Emas XAU melonjak mendekati wilayah $4.400 saat permintaan institusional meningkat tajam. Reli ini mencerminkan kombinasi lindung nilai inflasi, rotasi modal defensif, melemahnya kepercayaan terhadap stabilitas global, dan ketakutan bahwa eskalasi militer dapat menyebar lebih jauh di seluruh wilayah. Secara historis, emas berkinerja terbaik selama periode risiko perang, ketidakstabilan inflasi, dan ketidakpastian keuangan, dan lingkungan saat ini menggabungkan ketiga kondisi tersebut sekaligus.

Sementara itu, pasar cryptocurrency mengalami tekanan likuidasi besar-besaran.

Bitcoin turun mendekati wilayah $73.000 sementara Ethereum melemah di bawah zona dukungan psikologis utama di sekitar $2.000. Altcoin mengalami penurunan persentase yang bahkan lebih besar karena trader dengan leverage dipaksa keluar dari posisi selama likuidasi yang berantai. Dalam beberapa jam, ratusan juta dolar eksposur crypto berleveraged hilang dari pasar, dengan posisi long menyumbang sebagian besar likuidasi.

Beberapa faktor memperkuat penjualan crypto:

1. Akumulasi leverage berlebihan sebelum peristiwa geopolitik
2. Kedalaman likuiditas yang lemah di bawah zona dukungan utama
3. Korelasi kuat antara crypto dan sentimen risiko makro yang lebih luas
4. Penjualan paksa yang didorong kepanikan dari posisi yang dilikuidasi

Open interest di pasar futures perpetual menurun tajam saat trader mengurangi eksposur dan market maker memperlebar spread di tengah ketidakpastian. Tingkat ketakutan di seluruh pasar melonjak dengan cepat saat investor beralih dari spekulasi agresif ke posisi defensif.
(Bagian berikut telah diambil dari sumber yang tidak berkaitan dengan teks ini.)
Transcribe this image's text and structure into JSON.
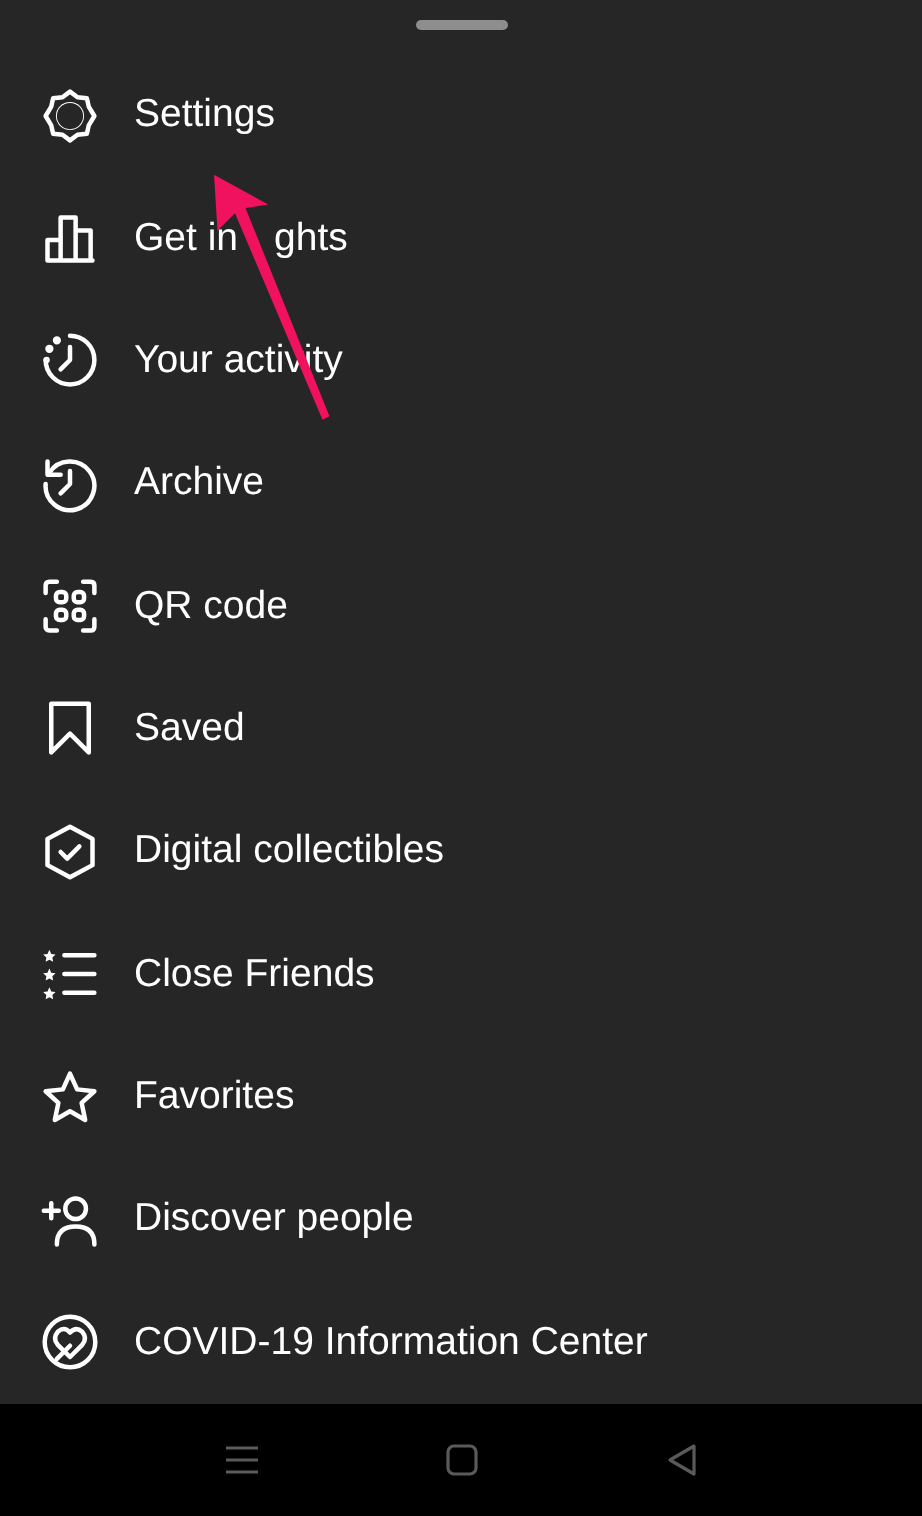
{
  "menu_items": [
    {
      "label": "Settings"
    },
    {
      "label": "Get in",
      "label_after": "ghts"
    },
    {
      "label": "Your activity"
    },
    {
      "label": "Archive"
    },
    {
      "label": "QR code"
    },
    {
      "label": "Saved"
    },
    {
      "label": "Digital collectibles"
    },
    {
      "label": "Close Friends"
    },
    {
      "label": "Favorites"
    },
    {
      "label": "Discover people"
    },
    {
      "label": "COVID-19 Information Center"
    }
  ]
}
Pasar keuangan tradisional juga bereaksi negatif.

Futures S&P 500 dan Nasdaq bergerak lebih rendah saat investor menilai kembali ekspektasi pertumbuhan di bawah tekanan inflasi yang meningkat. Imbal hasil Treasury naik lebih tinggi saat pasar mulai menilai kembali kemungkinan bahwa bank sentral mungkin harus mempertahankan kondisi keuangan yang lebih ketat lebih lama jika harga energi terus naik.

Ini menciptakan lingkungan makro yang berbahaya di mana:
• Harga minyak melonjak
• Risiko inflasi kembali muncul
• Kondisi likuiditas mengencang
• Selera risiko melemah secara global

Ke depan, pasar tetap sangat sensitif terhadap berita geopolitik.

Jika negosiasi diplomatik dilanjutkan dan ketegangan militer mereda, Bitcoin bisa pulih menuju zona resistansi yang lebih tinggi sementara harga minyak stabil. Namun, jika balasan meningkat atau infrastruktur regional menjadi terancam, minyak bisa dengan cepat mendekati level $100 sementara crypto dan saham menghadapi gelombang volatilitas lain.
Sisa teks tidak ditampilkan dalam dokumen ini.